Gender gaps in ICTs have been well documented. Patriarchy and societal systems that favour men over women have traditionally played a role in preventing women access to and use of resources, including modern technology, and thereby mobile phones.It is not a stretch to imagine a priori that such a gender gap would exist in most African countries when it comes to ICT take-up.
However, studying the demand side behaviour of men and women in twelve African countries has shown that while these gender gaps exist, at face value, the gap for mobile ownership does not persist once urban and rural location differences are controlled for.
The graph above illustrates that in all of the twelve sub-saharan african countries, aside from Namibia, Cameroon and Botswana, male mobile phone ownership is higher than female mobile phone ownership. The mobile phone ownership of the entire population is a weighted average between the two. This graph seems to explain the observation that there is a gender gap in mobile phone ownership.
The graph below, however, looks at the same mobile ownership rates by country, but split between rural and urban areas, not gender.
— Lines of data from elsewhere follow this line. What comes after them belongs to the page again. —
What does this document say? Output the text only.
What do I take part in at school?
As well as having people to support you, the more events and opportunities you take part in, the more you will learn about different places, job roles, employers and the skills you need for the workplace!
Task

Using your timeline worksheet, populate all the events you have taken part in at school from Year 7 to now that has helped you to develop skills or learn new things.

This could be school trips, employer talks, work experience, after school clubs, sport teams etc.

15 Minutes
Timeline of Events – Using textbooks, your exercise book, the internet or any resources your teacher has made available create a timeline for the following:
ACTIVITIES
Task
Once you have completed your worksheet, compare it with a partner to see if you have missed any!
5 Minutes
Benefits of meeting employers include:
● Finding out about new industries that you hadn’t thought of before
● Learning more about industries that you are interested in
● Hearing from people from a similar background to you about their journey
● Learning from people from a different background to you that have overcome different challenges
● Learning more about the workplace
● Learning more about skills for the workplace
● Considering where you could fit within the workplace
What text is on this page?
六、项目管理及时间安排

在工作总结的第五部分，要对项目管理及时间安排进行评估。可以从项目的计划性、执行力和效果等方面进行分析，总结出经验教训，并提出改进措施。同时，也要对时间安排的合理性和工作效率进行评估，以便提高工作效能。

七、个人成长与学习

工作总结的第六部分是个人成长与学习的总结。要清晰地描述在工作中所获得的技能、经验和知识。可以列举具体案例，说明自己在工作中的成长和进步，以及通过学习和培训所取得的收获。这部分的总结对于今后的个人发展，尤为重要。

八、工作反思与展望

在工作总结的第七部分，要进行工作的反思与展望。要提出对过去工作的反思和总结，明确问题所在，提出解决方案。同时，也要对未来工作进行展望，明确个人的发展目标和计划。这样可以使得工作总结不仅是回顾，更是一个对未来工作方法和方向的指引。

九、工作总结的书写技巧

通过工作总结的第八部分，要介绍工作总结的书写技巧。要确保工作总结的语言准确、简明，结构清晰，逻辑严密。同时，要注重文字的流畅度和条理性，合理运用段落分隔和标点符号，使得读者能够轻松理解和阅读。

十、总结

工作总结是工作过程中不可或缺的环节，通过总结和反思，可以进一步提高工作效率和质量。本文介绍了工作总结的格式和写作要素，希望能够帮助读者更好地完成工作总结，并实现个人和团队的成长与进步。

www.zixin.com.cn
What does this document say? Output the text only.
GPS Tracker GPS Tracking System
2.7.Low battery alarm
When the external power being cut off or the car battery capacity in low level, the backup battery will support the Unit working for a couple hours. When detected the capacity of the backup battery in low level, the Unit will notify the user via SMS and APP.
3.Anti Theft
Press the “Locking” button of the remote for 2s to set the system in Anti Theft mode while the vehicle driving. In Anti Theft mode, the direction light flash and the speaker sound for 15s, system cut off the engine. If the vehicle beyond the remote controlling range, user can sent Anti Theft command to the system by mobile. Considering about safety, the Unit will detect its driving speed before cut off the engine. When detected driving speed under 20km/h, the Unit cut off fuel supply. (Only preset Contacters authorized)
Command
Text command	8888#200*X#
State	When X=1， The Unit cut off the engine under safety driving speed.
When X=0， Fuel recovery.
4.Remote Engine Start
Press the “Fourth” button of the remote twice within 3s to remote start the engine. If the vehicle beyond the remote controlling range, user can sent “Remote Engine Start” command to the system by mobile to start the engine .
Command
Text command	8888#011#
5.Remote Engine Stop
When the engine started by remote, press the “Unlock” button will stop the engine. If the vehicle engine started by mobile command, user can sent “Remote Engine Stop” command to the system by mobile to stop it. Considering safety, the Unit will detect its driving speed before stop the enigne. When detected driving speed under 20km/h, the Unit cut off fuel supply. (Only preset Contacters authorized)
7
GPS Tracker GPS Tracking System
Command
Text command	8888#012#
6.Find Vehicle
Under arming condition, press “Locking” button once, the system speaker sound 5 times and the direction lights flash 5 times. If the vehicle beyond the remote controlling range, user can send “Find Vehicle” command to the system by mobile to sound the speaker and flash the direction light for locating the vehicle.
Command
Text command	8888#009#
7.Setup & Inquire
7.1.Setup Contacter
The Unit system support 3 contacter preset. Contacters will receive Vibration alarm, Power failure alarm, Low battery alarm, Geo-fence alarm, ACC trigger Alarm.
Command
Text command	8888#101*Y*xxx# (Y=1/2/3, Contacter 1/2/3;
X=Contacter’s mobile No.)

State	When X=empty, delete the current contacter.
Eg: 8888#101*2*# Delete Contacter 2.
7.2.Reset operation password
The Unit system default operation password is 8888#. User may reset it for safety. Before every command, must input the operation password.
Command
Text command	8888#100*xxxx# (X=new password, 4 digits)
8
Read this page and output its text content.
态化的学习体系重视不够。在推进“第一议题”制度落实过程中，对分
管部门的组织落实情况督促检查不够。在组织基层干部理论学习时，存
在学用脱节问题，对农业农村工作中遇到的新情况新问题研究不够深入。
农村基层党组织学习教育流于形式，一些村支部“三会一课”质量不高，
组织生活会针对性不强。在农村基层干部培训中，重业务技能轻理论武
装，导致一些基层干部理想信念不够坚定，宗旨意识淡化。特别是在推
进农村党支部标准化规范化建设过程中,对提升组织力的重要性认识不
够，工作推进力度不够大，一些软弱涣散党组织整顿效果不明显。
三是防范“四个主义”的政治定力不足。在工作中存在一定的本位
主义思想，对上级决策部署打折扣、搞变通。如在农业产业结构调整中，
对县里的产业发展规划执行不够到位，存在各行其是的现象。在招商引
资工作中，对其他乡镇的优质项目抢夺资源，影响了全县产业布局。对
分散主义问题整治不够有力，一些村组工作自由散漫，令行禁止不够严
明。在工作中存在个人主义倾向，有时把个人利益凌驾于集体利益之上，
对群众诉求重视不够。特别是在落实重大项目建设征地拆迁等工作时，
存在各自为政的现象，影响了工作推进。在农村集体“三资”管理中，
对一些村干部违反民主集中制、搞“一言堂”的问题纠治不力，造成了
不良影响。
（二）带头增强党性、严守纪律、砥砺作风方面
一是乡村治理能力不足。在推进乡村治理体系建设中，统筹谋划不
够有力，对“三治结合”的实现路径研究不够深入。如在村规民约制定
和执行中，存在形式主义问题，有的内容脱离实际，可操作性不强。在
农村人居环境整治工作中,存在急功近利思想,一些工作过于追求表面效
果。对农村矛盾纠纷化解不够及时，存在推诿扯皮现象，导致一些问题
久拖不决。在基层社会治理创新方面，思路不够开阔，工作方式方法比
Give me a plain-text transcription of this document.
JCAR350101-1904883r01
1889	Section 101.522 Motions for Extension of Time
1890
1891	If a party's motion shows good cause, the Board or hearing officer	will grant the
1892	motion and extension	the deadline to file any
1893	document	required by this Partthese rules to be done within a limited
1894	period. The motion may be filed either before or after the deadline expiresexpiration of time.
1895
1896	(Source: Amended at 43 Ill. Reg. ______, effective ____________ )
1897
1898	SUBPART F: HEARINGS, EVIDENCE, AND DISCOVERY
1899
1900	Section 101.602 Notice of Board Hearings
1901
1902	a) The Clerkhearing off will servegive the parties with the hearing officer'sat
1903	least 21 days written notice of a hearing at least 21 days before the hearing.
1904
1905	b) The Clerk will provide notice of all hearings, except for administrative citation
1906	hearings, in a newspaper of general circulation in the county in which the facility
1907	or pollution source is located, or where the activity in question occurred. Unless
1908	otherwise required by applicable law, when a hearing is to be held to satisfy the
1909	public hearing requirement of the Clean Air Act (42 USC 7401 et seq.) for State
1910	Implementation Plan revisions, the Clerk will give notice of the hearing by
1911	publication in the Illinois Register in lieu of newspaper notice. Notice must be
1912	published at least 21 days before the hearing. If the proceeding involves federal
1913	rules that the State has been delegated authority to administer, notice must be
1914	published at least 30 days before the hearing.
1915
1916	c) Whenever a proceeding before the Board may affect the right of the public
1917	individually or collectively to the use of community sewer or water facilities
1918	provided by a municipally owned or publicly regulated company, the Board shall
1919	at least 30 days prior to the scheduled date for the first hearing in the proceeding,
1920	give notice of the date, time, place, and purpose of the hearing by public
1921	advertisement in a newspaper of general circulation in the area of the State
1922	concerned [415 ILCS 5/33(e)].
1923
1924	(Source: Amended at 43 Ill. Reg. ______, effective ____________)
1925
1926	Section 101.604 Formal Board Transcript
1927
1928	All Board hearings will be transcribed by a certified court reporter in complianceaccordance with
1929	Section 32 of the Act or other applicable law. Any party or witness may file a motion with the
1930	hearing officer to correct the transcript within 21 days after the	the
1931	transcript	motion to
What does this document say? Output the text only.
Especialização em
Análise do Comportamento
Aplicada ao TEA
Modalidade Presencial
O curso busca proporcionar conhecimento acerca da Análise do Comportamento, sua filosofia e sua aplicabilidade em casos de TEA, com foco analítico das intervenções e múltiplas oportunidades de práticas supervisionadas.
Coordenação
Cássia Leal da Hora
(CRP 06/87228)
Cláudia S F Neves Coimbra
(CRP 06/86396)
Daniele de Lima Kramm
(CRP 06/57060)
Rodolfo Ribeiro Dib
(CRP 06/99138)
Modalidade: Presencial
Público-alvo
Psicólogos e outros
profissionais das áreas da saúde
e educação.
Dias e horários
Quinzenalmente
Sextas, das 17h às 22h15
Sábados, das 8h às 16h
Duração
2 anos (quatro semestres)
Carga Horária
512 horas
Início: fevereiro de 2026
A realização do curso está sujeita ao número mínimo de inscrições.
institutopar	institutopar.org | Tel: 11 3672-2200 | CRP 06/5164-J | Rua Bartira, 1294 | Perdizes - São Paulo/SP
What is immediately apparent is that the gaps in ownership vary much more between rural and urban areas than by gender.
Research ICT Africa investigated this difference further and found that controlling for rural/urban differences affects the likelihood of a woman owning a mobile phone. Analysing the Urban and Rural populations separately shows that only Ethiopia exhibits an urban gender gap pertaining to mobile phone ownership whereas three countries exhibit a significant negative probability of mobile phone ownership when rural areas are considered separately.
When the entire population is analysed together, the gender gap seems significant – but this can be attributed to high rural/urban divides. Five of the twelve countries reported no significance on the female likelihood of mobile phone ownership in any of the models estimated, controlling for income and education.
In countries like Uganda and Tanzania, there seems to be a threshold of mobile phone expansion in place, that once crossed, reduces the gap in ICT (here mobile) ownership between men and women. Once this threshold is reached, differences based purely on sex disaggregation are no longer significant. This is consistent with the a general form of the theory of technological diffusion and adoption, where there is a critical point after early adoption where increases in adoption rates takes place.
This is particularly the case in urban areas –where mobile adoption is explained on the basis of education and income and other demographic characteristics. In rural areas, mobile phone ownership can be considered to be laggard, with those in the remotest regions likely to be the last to own mobile phones.
Just as the gender gap in mobile phone ownership has decreased after many years of women lagging behind, in a similar manner, use of the internet is in its infancy in many African states, and until a threshold is reached, women may still lag behind men in its use and adoption. Closing the gap with respect to ICT use, if achieved, can be expected to be achieved in urban areas first.